«Il nous faudra deux ans pour repartir comme avant»

Le Théâtre St-Gervais a dû reporter 17 spectacles depuis le début de la pandémie. Un casse-tête pour sa directrice Sandrine Kuster qui fait malgré tout preuve d’un inaltérable optimisme pour les mois à venir.

  • Sandrine Kuster est à la barre du Théâtre St-Gervais depuis 2018. ©Stéphane Chollet

Si la première vague a été celle de la sidération, la seconde aura permis à Sandrine Kuster et son équipe d’entamer une réflexion sur l’utilité même du Théâtre St-Gervais, lieu de création et de représentations d’arts vivants. Un questionnement existentiel aux nombreux enseignements selon sa directrice. Elle garde cependant l’espoir de rapidement tourner la page de cette période si compliquée. Interview.

GHI: Fermeture, réouverture, fermeture… Comment vivez-vous ce mouvement de yo-yo qui rythme le quotidien du Théâtre St-Gervais? Sandrine Kuster: Que ce soit moi ou l’équipe qui m’entoure, nous ne sommes pas en danger financier et nous ne risquons pas de perdre notre travail. Il y a donc un certain apaisement. Même si nous avons l’impression de travailler dans le vide avec une charge administrative importante. Notamment en ce qui concerne les RHT (chômage technique) et les aides financières. On lance la communication pour une nouvelle création et quelques jours après, il faut la détricoter. Bref, ce n’est pas très enrichissant d’un point de vue créatif. Le principal problème se situe au niveau des artistes qui réalisent les spectacles. Financièrement c’est compliqué. Nous nous sommes engagés à couvrir leurs cachets des dates reportées, cela nous est apparu comme normal.

– Qu’est-ce qui vous a le plus marquée depuis le début de la pandémie? La capacité d’adaptation des artistes! Franchement, c’était beau à voir. Lors du premier semi-confinement, il y a eu une période de sidération, mais les mois d’après, ils ont su trouver les ressources créatives pour imaginer de nouveaux spectacles, répéter, tout simplement retravailler en somme. Cette période n’est pas simple, mais elle nous apprend beaucoup de choses.

– Reporter tous ces spectacles, cela s’apparente à un casse-tête? Oui car il y a un effet d’embouteillage. Depuis le printemps dernier, 17 spectacles ont été reportés dont dix créations. Nous savons d’ores et déjà que la saison 2021/2022 sera constituée de nombreux reports, ce qui signifie aussi qu’il n’y aura pas de place pour de nouveaux spectacles.

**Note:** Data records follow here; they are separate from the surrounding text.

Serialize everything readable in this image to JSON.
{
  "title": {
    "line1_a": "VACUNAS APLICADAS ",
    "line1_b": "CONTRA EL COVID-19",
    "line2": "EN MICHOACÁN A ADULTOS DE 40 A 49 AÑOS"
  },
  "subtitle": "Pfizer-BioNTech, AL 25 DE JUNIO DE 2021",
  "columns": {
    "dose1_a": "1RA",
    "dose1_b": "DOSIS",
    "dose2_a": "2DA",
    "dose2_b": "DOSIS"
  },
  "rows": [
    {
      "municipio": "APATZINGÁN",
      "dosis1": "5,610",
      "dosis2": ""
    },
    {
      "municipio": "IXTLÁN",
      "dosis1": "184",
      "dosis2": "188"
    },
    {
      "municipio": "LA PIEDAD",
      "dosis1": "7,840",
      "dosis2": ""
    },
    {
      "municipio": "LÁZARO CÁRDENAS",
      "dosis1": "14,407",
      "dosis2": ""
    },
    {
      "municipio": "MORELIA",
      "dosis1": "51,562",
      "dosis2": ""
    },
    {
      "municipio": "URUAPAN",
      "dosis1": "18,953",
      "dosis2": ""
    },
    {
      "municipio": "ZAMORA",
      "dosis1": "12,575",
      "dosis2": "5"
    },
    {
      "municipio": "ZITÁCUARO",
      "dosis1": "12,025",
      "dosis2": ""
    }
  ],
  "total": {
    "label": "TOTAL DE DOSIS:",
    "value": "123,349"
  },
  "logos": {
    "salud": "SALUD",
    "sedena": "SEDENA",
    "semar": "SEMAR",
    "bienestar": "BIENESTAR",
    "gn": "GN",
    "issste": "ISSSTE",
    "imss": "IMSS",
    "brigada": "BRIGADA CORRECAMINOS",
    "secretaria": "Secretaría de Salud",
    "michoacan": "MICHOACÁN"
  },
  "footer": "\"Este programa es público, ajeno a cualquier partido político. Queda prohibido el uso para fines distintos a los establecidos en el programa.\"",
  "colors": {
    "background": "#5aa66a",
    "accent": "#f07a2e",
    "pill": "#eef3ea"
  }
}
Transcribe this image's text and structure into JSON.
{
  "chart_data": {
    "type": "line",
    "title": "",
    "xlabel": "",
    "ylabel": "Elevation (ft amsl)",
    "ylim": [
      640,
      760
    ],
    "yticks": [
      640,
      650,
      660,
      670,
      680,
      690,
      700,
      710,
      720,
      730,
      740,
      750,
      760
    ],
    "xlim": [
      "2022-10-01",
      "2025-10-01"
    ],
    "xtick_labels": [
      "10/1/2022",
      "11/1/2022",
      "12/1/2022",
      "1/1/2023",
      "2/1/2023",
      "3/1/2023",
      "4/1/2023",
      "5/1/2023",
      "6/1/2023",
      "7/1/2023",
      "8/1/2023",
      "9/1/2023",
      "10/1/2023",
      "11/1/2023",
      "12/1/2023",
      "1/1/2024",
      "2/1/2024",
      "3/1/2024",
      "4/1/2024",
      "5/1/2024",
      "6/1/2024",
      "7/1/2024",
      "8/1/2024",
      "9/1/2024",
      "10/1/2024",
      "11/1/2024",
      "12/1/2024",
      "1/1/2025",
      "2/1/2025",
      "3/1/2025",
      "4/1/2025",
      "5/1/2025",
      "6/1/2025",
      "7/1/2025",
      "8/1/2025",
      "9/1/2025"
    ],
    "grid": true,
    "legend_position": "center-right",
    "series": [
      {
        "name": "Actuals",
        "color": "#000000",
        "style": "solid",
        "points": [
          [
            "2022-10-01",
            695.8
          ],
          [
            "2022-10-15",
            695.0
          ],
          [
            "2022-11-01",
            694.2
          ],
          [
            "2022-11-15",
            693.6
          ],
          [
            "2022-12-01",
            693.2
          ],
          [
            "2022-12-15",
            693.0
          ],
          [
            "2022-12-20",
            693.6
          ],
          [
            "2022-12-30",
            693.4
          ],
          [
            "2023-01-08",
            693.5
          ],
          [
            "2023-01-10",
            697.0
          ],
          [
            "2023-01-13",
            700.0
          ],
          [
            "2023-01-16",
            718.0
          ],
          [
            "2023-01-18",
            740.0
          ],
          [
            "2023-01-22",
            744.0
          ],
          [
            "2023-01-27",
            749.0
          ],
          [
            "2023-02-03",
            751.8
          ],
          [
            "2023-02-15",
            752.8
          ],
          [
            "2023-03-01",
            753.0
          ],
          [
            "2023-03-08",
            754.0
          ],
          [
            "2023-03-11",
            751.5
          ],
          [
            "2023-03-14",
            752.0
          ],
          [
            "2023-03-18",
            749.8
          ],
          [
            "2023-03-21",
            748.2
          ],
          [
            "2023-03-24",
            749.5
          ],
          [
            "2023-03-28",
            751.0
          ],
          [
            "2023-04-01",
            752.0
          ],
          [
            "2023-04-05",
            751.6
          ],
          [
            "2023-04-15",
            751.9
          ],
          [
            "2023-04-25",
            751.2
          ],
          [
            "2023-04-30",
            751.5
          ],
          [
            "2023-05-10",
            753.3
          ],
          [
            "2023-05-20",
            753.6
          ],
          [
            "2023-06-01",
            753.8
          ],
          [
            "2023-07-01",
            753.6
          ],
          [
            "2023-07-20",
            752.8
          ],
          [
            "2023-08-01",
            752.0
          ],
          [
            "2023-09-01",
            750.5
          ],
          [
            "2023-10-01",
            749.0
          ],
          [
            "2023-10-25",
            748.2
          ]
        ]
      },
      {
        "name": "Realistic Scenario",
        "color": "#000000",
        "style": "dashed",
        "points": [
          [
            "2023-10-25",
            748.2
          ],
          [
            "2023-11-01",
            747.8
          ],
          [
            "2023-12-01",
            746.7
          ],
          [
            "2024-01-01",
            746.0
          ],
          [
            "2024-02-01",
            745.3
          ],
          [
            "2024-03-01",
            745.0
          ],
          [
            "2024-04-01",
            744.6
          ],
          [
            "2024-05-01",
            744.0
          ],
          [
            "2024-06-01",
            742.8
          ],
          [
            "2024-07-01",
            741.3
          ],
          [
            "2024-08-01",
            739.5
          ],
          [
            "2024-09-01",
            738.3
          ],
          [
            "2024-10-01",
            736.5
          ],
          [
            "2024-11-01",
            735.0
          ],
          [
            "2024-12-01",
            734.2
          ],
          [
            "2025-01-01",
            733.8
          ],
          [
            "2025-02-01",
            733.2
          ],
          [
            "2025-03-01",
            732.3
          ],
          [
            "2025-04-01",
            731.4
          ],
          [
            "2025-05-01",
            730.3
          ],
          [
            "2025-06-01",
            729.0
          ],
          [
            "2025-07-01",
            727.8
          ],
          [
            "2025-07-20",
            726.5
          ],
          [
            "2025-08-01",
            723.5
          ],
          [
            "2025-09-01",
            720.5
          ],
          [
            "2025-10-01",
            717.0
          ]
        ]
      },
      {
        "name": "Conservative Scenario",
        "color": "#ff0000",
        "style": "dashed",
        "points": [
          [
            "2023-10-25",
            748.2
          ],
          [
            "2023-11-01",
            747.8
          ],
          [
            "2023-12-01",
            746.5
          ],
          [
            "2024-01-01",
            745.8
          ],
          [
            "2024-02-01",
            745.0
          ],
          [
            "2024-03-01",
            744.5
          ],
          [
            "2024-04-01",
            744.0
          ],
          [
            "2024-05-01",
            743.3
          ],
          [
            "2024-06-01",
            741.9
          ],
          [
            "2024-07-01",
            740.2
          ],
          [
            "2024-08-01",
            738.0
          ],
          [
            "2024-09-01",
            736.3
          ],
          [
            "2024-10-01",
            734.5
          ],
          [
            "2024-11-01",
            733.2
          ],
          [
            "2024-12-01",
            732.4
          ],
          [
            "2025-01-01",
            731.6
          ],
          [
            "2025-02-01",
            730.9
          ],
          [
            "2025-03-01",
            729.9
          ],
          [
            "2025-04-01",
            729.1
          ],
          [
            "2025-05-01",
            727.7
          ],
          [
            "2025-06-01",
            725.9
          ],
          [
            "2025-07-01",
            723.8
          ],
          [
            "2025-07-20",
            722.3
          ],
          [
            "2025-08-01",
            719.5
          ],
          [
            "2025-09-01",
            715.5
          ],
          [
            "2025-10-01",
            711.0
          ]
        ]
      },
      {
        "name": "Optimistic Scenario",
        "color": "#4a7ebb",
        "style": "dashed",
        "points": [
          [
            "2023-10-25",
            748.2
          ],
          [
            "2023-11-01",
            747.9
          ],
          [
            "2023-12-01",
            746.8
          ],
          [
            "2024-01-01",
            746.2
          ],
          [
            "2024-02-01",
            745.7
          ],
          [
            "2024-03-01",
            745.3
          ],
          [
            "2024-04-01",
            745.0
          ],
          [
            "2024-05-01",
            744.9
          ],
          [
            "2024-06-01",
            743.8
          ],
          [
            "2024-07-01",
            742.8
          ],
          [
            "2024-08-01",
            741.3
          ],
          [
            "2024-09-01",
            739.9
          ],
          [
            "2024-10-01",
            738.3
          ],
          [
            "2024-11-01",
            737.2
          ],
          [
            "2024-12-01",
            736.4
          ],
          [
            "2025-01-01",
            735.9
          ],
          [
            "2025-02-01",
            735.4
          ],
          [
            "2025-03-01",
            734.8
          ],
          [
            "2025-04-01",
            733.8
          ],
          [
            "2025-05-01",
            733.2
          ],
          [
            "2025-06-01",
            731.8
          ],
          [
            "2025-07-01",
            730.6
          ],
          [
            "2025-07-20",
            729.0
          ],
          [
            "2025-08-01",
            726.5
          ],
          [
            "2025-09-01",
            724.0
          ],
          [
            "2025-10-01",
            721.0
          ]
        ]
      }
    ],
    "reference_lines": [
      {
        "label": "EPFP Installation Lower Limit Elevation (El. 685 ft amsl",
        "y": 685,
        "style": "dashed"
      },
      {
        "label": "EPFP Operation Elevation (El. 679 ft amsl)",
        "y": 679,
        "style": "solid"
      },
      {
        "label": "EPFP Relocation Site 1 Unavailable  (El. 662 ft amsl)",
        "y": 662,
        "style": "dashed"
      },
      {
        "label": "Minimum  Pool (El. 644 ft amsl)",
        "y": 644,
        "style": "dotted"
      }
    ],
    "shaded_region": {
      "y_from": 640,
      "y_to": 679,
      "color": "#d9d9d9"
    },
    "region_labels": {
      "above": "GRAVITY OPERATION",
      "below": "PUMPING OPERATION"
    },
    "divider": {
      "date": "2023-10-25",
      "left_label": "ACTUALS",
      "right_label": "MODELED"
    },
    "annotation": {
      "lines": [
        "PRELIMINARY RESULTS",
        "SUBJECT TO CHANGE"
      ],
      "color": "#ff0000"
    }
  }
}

– Vous avez tout de même des regrets? Oui, j’aurais souhaité que le Canton de Genève aligne les théâtres et les cinémas sur les églises et les restaurants en ce qui concerne les réouvertures. Nous avons toujours été prêts à rouvrir avec les mesures sanitaires adéquates. Nous ne sommes pas des rebelles et nous sommes prêts à nous adapter. L’autre chose qui me chiffonne, c’est qu’il y a une évidente incohérence quand on laisse des trains bondés circuler et que l’on décide de fermer les lieux culturels où les distances sont respectées. Au fil des mois, nous avons pu constater que la culture n’était pas une véritable préoccupation en Suisse et cela m’attriste.

– A court terme, quels sont vos espoirs? Que nous puissions très rapidement renouer le lien avec notre public. Nous avons des habitués qui vivent seuls et pour qui le théâtre représente leur unique sortie. Nous avons un rôle essentiel à jouer. Mais je reste optimiste pour l’après, car nous avons beaucoup réfléchi à notre rôle au sein de la société. Nous communiquerons certainement différemment. Nous allons aussi repenser nos productions et le temps consacré à la recherche créative. Nous en ressortirons grandis, j’en suis convaincue. Même s’il nous faudra deux ans pour repartir comme avant.